On parle beaucoup aujourd’hui de «transformer» nos systèmes alimentaires pour les adapter au monde moderne, un monde où pèsent de plus en plus la question du changement climatique et l’expansion constante de la population. Mais de quoi s’agit-il exactement? Cette transformation passe nécessairement par une évolution en profondeur, qui consiste à renoncer aux systèmes de production agroalimentaire pour la plupart non viables, fondés sur la surexploitation des ressources naturelles, pour adopter d’autres systèmes qui protègent l’environnement, améliorent la sécurité alimentaire et la nutrition et permettent aux agriculteurs et aux autres acteurs de la chaîne de valeur de mieux gagner leur vie.

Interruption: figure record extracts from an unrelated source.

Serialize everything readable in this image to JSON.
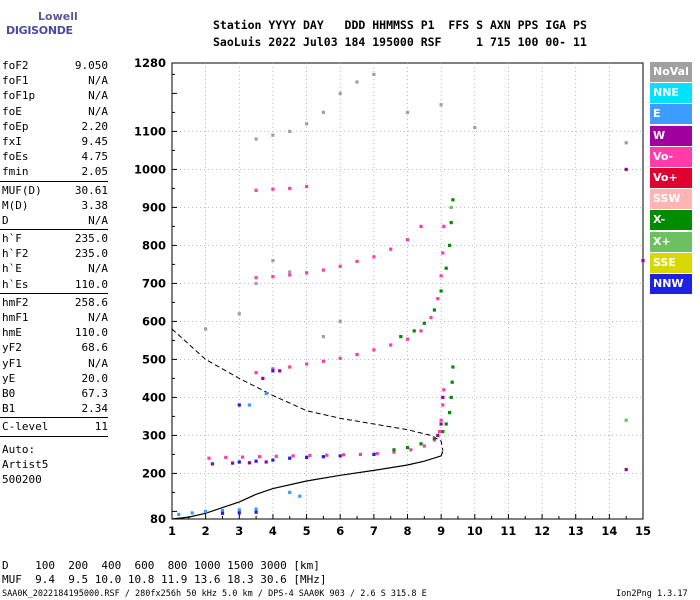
{
  "logo": {
    "line1": "Lowell",
    "line2": "DIGISONDE"
  },
  "header": {
    "line1": "Station YYYY DAY   DDD HHMMSS P1  FFS S AXN PPS IGA PS",
    "line2": "SaoLuis 2022 Jul03 184 195000 RSF     1 715 100 00- 11"
  },
  "params": {
    "group1": [
      {
        "name": "foF2",
        "value": "9.050"
      },
      {
        "name": "foF1",
        "value": "N/A"
      },
      {
        "name": "foF1p",
        "value": "N/A"
      },
      {
        "name": "foE",
        "value": "N/A"
      },
      {
        "name": "foEp",
        "value": "2.20"
      },
      {
        "name": "fxI",
        "value": "9.45"
      },
      {
        "name": "foEs",
        "value": "4.75"
      },
      {
        "name": "fmin",
        "value": "2.05"
      }
    ],
    "group2": [
      {
        "name": "MUF(D)",
        "value": "30.61"
      },
      {
        "name": "M(D)",
        "value": "3.38"
      },
      {
        "name": "D",
        "value": "N/A"
      }
    ],
    "group3": [
      {
        "name": "h`F",
        "value": "235.0"
      },
      {
        "name": "h`F2",
        "value": "235.0"
      },
      {
        "name": "h`E",
        "value": "N/A"
      },
      {
        "name": "h`Es",
        "value": "110.0"
      }
    ],
    "group4": [
      {
        "name": "hmF2",
        "value": "258.6"
      },
      {
        "name": "hmF1",
        "value": "N/A"
      },
      {
        "name": "hmE",
        "value": "110.0"
      },
      {
        "name": "yF2",
        "value": "68.6"
      },
      {
        "name": "yF1",
        "value": "N/A"
      },
      {
        "name": "yE",
        "value": "20.0"
      },
      {
        "name": "B0",
        "value": "67.3"
      },
      {
        "name": "B1",
        "value": "2.34"
      }
    ],
    "group5": [
      {
        "name": "C-level",
        "value": "11"
      }
    ],
    "auto": [
      "Auto:",
      "Artist5",
      "500200"
    ]
  },
  "legend": [
    {
      "label": "NoVal",
      "color": "#a0a0a0"
    },
    {
      "label": "NNE",
      "color": "#00e0ff"
    },
    {
      "label": "E",
      "color": "#3c9cff"
    },
    {
      "label": "W",
      "color": "#a000a0"
    },
    {
      "label": "Vo-",
      "color": "#ff3caa"
    },
    {
      "label": "Vo+",
      "color": "#e00030"
    },
    {
      "label": "SSW",
      "color": "#ffb4b4"
    },
    {
      "label": "X-",
      "color": "#008c00"
    },
    {
      "label": "X+",
      "color": "#6cc060"
    },
    {
      "label": "SSE",
      "color": "#d8d800"
    },
    {
      "label": "NNW",
      "color": "#2020e0"
    }
  ],
  "footer": {
    "d_row": "D    100  200  400  600  800 1000 1500 3000 [km]",
    "muf_row": "MUF  9.4  9.5 10.0 10.8 11.9 13.6 18.3 30.6 [MHz]",
    "info": "SAA0K_2022184195000.RSF / 280fx256h 50 kHz 5.0 km / DPS-4 SAA0K 903 / 2.6 S 315.8 E",
    "version": "Ion2Png 1.3.17"
  },
  "chart_data": {
    "type": "scatter",
    "xlabel": "",
    "ylabel": "",
    "xlim": [
      1,
      15
    ],
    "ylim": [
      80,
      1280
    ],
    "x_ticks": [
      1,
      2,
      3,
      4,
      5,
      6,
      7,
      8,
      9,
      10,
      11,
      12,
      13,
      14,
      15
    ],
    "y_ticks": [
      80,
      200,
      300,
      400,
      500,
      600,
      700,
      800,
      900,
      1000,
      1100,
      1280
    ],
    "grid": true,
    "series": [
      {
        "name": "Vo-",
        "color": "#ff3caa",
        "points": [
          [
            2.1,
            240
          ],
          [
            2.6,
            242
          ],
          [
            3.1,
            243
          ],
          [
            3.6,
            244
          ],
          [
            4.1,
            245
          ],
          [
            4.6,
            246
          ],
          [
            5.1,
            247
          ],
          [
            5.6,
            248
          ],
          [
            6.1,
            249
          ],
          [
            6.6,
            250
          ],
          [
            7.1,
            252
          ],
          [
            7.6,
            256
          ],
          [
            8.1,
            262
          ],
          [
            8.5,
            272
          ],
          [
            8.8,
            288
          ],
          [
            8.95,
            310
          ],
          [
            9.0,
            340
          ],
          [
            9.05,
            380
          ],
          [
            9.08,
            420
          ],
          [
            3.5,
            465
          ],
          [
            4.0,
            475
          ],
          [
            4.5,
            480
          ],
          [
            5.0,
            488
          ],
          [
            5.5,
            495
          ],
          [
            6.0,
            503
          ],
          [
            6.5,
            513
          ],
          [
            7.0,
            525
          ],
          [
            7.5,
            538
          ],
          [
            8.0,
            553
          ],
          [
            8.4,
            575
          ],
          [
            8.7,
            610
          ],
          [
            8.9,
            660
          ],
          [
            9.0,
            720
          ],
          [
            9.05,
            780
          ],
          [
            9.08,
            850
          ],
          [
            3.5,
            715
          ],
          [
            4.0,
            718
          ],
          [
            4.5,
            722
          ],
          [
            5.0,
            728
          ],
          [
            5.5,
            735
          ],
          [
            6.0,
            745
          ],
          [
            6.5,
            758
          ],
          [
            7.0,
            770
          ],
          [
            7.5,
            790
          ],
          [
            8.0,
            815
          ],
          [
            8.4,
            850
          ],
          [
            3.5,
            945
          ],
          [
            4.0,
            948
          ],
          [
            4.5,
            950
          ],
          [
            5.0,
            955
          ]
        ]
      },
      {
        "name": "X-",
        "color": "#008c00",
        "points": [
          [
            7.6,
            262
          ],
          [
            8.0,
            268
          ],
          [
            8.4,
            278
          ],
          [
            8.8,
            292
          ],
          [
            9.05,
            310
          ],
          [
            9.15,
            330
          ],
          [
            9.25,
            360
          ],
          [
            9.3,
            400
          ],
          [
            9.33,
            440
          ],
          [
            9.35,
            480
          ],
          [
            7.8,
            560
          ],
          [
            8.2,
            575
          ],
          [
            8.5,
            595
          ],
          [
            8.8,
            630
          ],
          [
            9.0,
            680
          ],
          [
            9.15,
            740
          ],
          [
            9.25,
            800
          ],
          [
            9.3,
            860
          ],
          [
            9.35,
            920
          ]
        ]
      },
      {
        "name": "W",
        "color": "#a000a0",
        "points": [
          [
            2.2,
            225
          ],
          [
            2.8,
            227
          ],
          [
            3.3,
            228
          ],
          [
            3.8,
            230
          ],
          [
            8.9,
            300
          ],
          [
            9.0,
            330
          ],
          [
            9.05,
            400
          ],
          [
            3.7,
            450
          ],
          [
            4.2,
            470
          ],
          [
            14.5,
            210
          ],
          [
            14.5,
            1000
          ],
          [
            15,
            760
          ]
        ]
      },
      {
        "name": "E",
        "color": "#3c9cff",
        "points": [
          [
            1.2,
            92
          ],
          [
            1.6,
            96
          ],
          [
            2.0,
            100
          ],
          [
            2.5,
            102
          ],
          [
            3.0,
            104
          ],
          [
            3.5,
            106
          ],
          [
            4.5,
            150
          ],
          [
            4.8,
            140
          ],
          [
            3.3,
            380
          ],
          [
            3.8,
            410
          ]
        ]
      },
      {
        "name": "NNW",
        "color": "#2020e0",
        "points": [
          [
            2.5,
            95
          ],
          [
            3.0,
            96
          ],
          [
            3.5,
            98
          ],
          [
            3.0,
            230
          ],
          [
            3.5,
            232
          ],
          [
            4.0,
            235
          ],
          [
            4.5,
            240
          ],
          [
            5.0,
            242
          ],
          [
            5.5,
            244
          ],
          [
            6.0,
            246
          ],
          [
            7.0,
            250
          ],
          [
            4.0,
            470
          ],
          [
            3.0,
            380
          ]
        ]
      },
      {
        "name": "NoVal",
        "color": "#a0a0a0",
        "points": [
          [
            3.5,
            700
          ],
          [
            4.0,
            760
          ],
          [
            4.5,
            730
          ],
          [
            3.5,
            1080
          ],
          [
            4.0,
            1090
          ],
          [
            4.5,
            1100
          ],
          [
            5.0,
            1120
          ],
          [
            5.5,
            1150
          ],
          [
            6.0,
            1200
          ],
          [
            6.5,
            1230
          ],
          [
            7.0,
            1250
          ],
          [
            8.0,
            1150
          ],
          [
            9.0,
            1170
          ],
          [
            10.0,
            1110
          ],
          [
            2.0,
            580
          ],
          [
            3.0,
            620
          ],
          [
            5.5,
            560
          ],
          [
            6.0,
            600
          ]
        ]
      },
      {
        "name": "X+",
        "color": "#6cc060",
        "points": [
          [
            14.5,
            1070
          ],
          [
            14.5,
            340
          ],
          [
            9.3,
            900
          ]
        ]
      }
    ],
    "profile_solid": [
      [
        1.0,
        80
      ],
      [
        1.5,
        85
      ],
      [
        2.0,
        95
      ],
      [
        2.5,
        110
      ],
      [
        3.0,
        125
      ],
      [
        3.5,
        145
      ],
      [
        4.0,
        160
      ],
      [
        5.0,
        180
      ],
      [
        6.0,
        195
      ],
      [
        7.0,
        208
      ],
      [
        8.0,
        222
      ],
      [
        8.5,
        232
      ],
      [
        9.0,
        246
      ],
      [
        9.05,
        258
      ]
    ],
    "profile_dashed": [
      [
        1.0,
        580
      ],
      [
        1.5,
        540
      ],
      [
        2.0,
        500
      ],
      [
        3.0,
        450
      ],
      [
        4.0,
        405
      ],
      [
        5.0,
        365
      ],
      [
        6.0,
        345
      ],
      [
        7.0,
        330
      ],
      [
        8.0,
        315
      ],
      [
        8.7,
        300
      ],
      [
        9.0,
        285
      ],
      [
        9.05,
        260
      ]
    ]
  }
}
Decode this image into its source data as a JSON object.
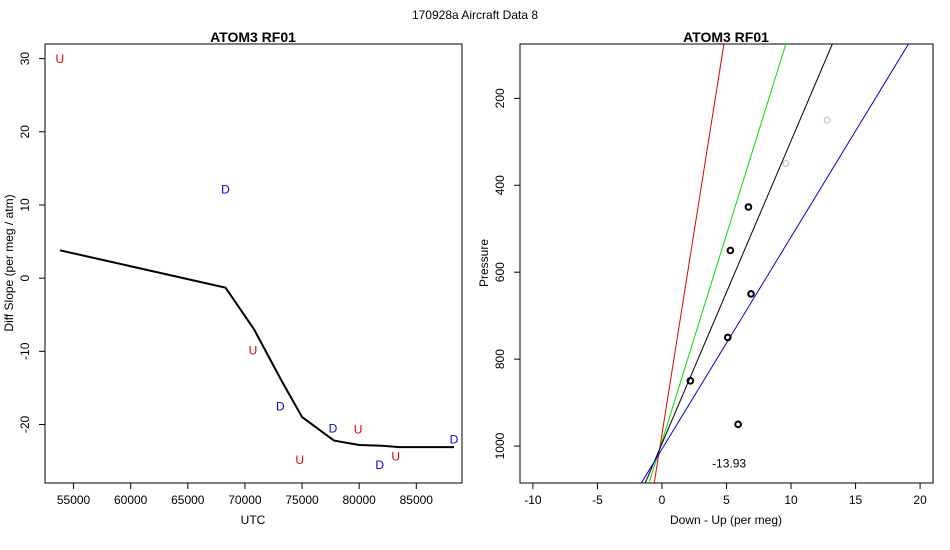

Les méthodes agricoles éprouvées et fiables, comme celles appliquées dans les Systèmes ingénieux du patrimoine agricole mondial (SIPAM), ont beaucoup à nous apprendre. L’initiative SIPAM distingue des agroécosystèmes au sein desquels les populations entretiennent des relations complexes avec leur territoire. S’appuyant sur des connaissances traditionnelles et des valeurs culturelles inestimables, ces systèmes agricoles en évolution se démarquent par leur résilience. L’agrobiodiversité et les paysages présents sur ces sites sont gérés selon des pratiques durables par les paysans, les bergers, les pêcheurs et les communautés forestières, pour lesquels ils représentent aussi des ressources économiques et une forme de sécurité alimentaire.
Voici comment, durant les dix années qui se sont écoulées depuis sa création, l’initiative SIPAM a transformé les systemes agroalimentaires dans cinq pays.
Ifugao (Philippines)
La province d’Ifugao, dans la cordillère des Philippines, se distingue par ses terrasses rizicoles irriguées, vieilles de deux millénaires. Bâties à la main par les ancêtres des autochtones Tuwali, ces terrasses épousent le contour des montagnes et sont dotées d’un système d’irrigation sophistiqué. Construites sans l’aide des outils modernes, les rizières d’Ifugao sont considérées comme une merveille d’ingéniosité du vieux monde. Les Tuwali sont les principaux gardiens des terrasses, témoins admirables de la façon dont les populations locales s’adaptent à leur environnement.
En 2016, cinq ans après que les terrasses d’Ifugao ont obtenu le statut de SIPAM, la FAO et ses partenaires ont mis en œuvre un projet visant à aller encore plus loin et à trouver un point d’équilibre entre la préservation et l’utilisation durable de l’agrobiodiversité du site. Dans le cadre de ce projet, les agriculteurs ont pu cultiver des espèces végétales de grande valeur comme le taro, l’igname, la patate douce, l’aubergine et le gingembre. À l’aide des machines et du matériel fournis, ils produisent aujourd’hui des biscuits, des gâteaux, du vin, des chips de taro, des confiseries au gingembre et des tisanes, dont les étiquettes portent des informations sur le site classé SIPAM. Ces produits transformés engendrent de plus hauts revenus et ouvrent aux agriculteurs davantage de débouchés économiques.